Faroe Petroleum revealed today that its Brasse East exploration well in the Norwegian North Sea had not hit oil.
But the Aberdeen-headquartered firm said its appraisal sidetrack on the Brasse field had lived up to expectations.
It follows last month’s disappointment with the Cassidy exploration well offshore Norway.
London-listed Faroe previously said it hoped Brasse East would provide “upside potential” for the Brasse field development.
The company discovered Brasse in 2016 and drilled an appraisal well in 2017. Faroe booked net 2P reserves at 30.7 million barrels of oil equivalent at Brasse in early 2018.
The business says it is on track for first oil from Brasse in 2021-22.

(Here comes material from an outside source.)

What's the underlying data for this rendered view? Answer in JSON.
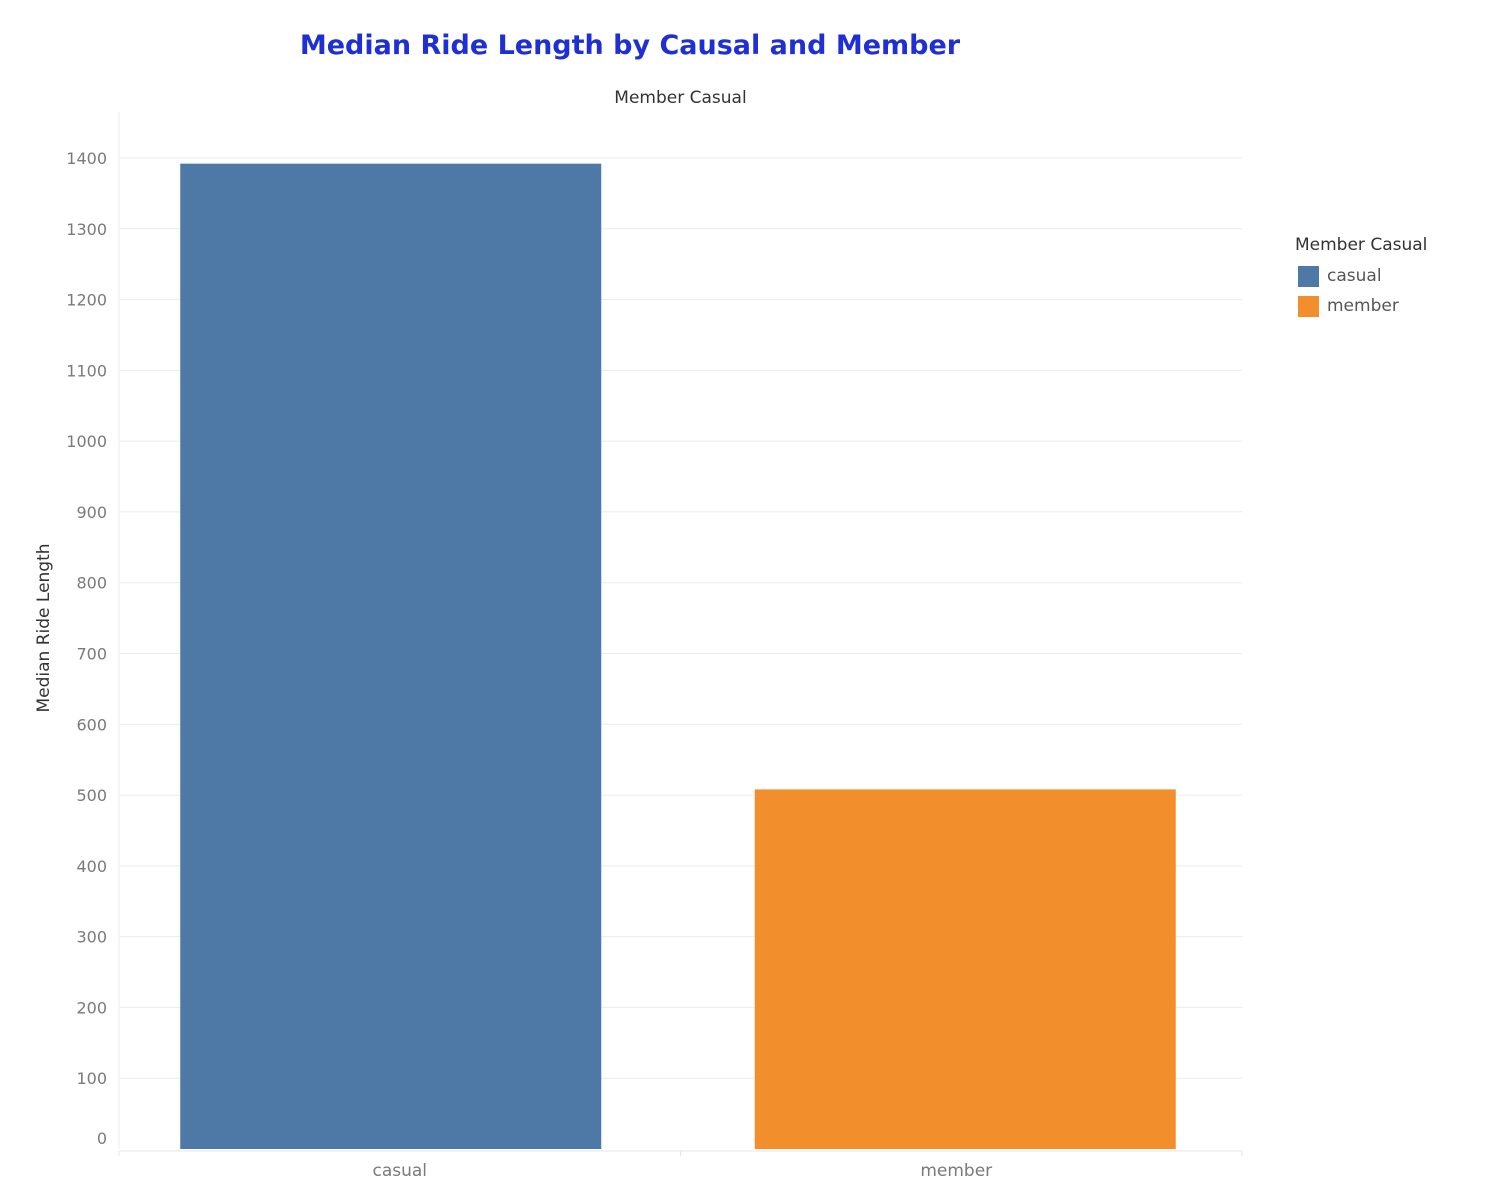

Norwegian firm DNO, which is trying to take over Faroe, has cast doubt on the firm’s ability to deliver Brasse on time and on budget.
The Transocean Arctic rig found that the Brasse East reservoir had “excellent properties, but was found to be water wet”.

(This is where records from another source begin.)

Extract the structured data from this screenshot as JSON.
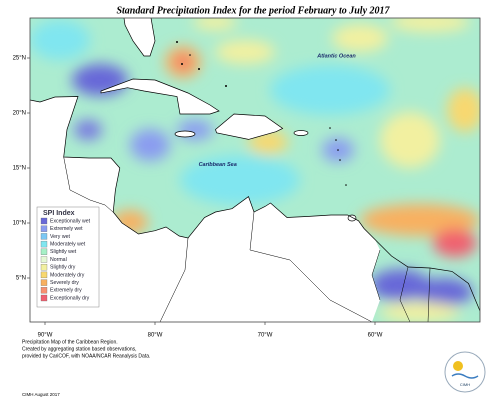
{
  "title": "Standard Precipitation Index for the period February to July 2017",
  "place_labels": [
    {
      "text": "Atlantic Ocean",
      "lon": -63.5,
      "lat": 25.2
    },
    {
      "text": "Caribbean Sea",
      "lon": -74.3,
      "lat": 15.3
    }
  ],
  "lat_ticks": [
    {
      "value": 25,
      "label": "25°N"
    },
    {
      "value": 20,
      "label": "20°N"
    },
    {
      "value": 15,
      "label": "15°N"
    },
    {
      "value": 10,
      "label": "10°N"
    },
    {
      "value": 5,
      "label": "5°N"
    }
  ],
  "lon_ticks": [
    {
      "value": -90,
      "label": "90°W"
    },
    {
      "value": -80,
      "label": "80°W"
    },
    {
      "value": -70,
      "label": "70°W"
    },
    {
      "value": -60,
      "label": "60°W"
    }
  ],
  "legend": {
    "title": "SPI Index",
    "items": [
      {
        "label": "Exceptionally wet",
        "color": "#6868d8"
      },
      {
        "label": "Extremely wet",
        "color": "#8a9cf0"
      },
      {
        "label": "Very wet",
        "color": "#7cc8f4"
      },
      {
        "label": "Moderately wet",
        "color": "#80e6f0"
      },
      {
        "label": "Slightly wet",
        "color": "#a6f0c6"
      },
      {
        "label": "Normal",
        "color": "#e4f8d4"
      },
      {
        "label": "Slightly dry",
        "color": "#f2f0a0"
      },
      {
        "label": "Moderately dry",
        "color": "#f8d870"
      },
      {
        "label": "Severely dry",
        "color": "#f8b060"
      },
      {
        "label": "Extremely dry",
        "color": "#f89070"
      },
      {
        "label": "Exceptionally dry",
        "color": "#f06070"
      }
    ]
  },
  "note": [
    "Precipitation Map of the Caribbean Region.",
    "Created by aggregating station based observations,",
    "provided by CariCOF, with NOAA/NCAR Reanalysis Data."
  ],
  "credit": "CIMH August 2017",
  "logo": "CIMH"
}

But the sidetrack, to northern part of the Brasse field, ran into 40 metres of gross hydrocarbon-bearing Jurassic reservoir.
Further wireline logging is ongoing which will be incorporated into the final well results.
Faroe operates and owns 50% of Brasse, with Var Energi as its partner.
Faroe chief executive Graham Stewart said: “Although no hydrocarbons were present in the Brasse East prospect we are pleased with the results of the appraisal sidetrack which confirms hydrocarbons within the northern part of the Brasse field, as expected.
“In addition, the excellent sand quality in the Brasse East exploration well has reduced the reservoir risk of the Brasse extension exploration prospect located to the north east of the Brasse field.”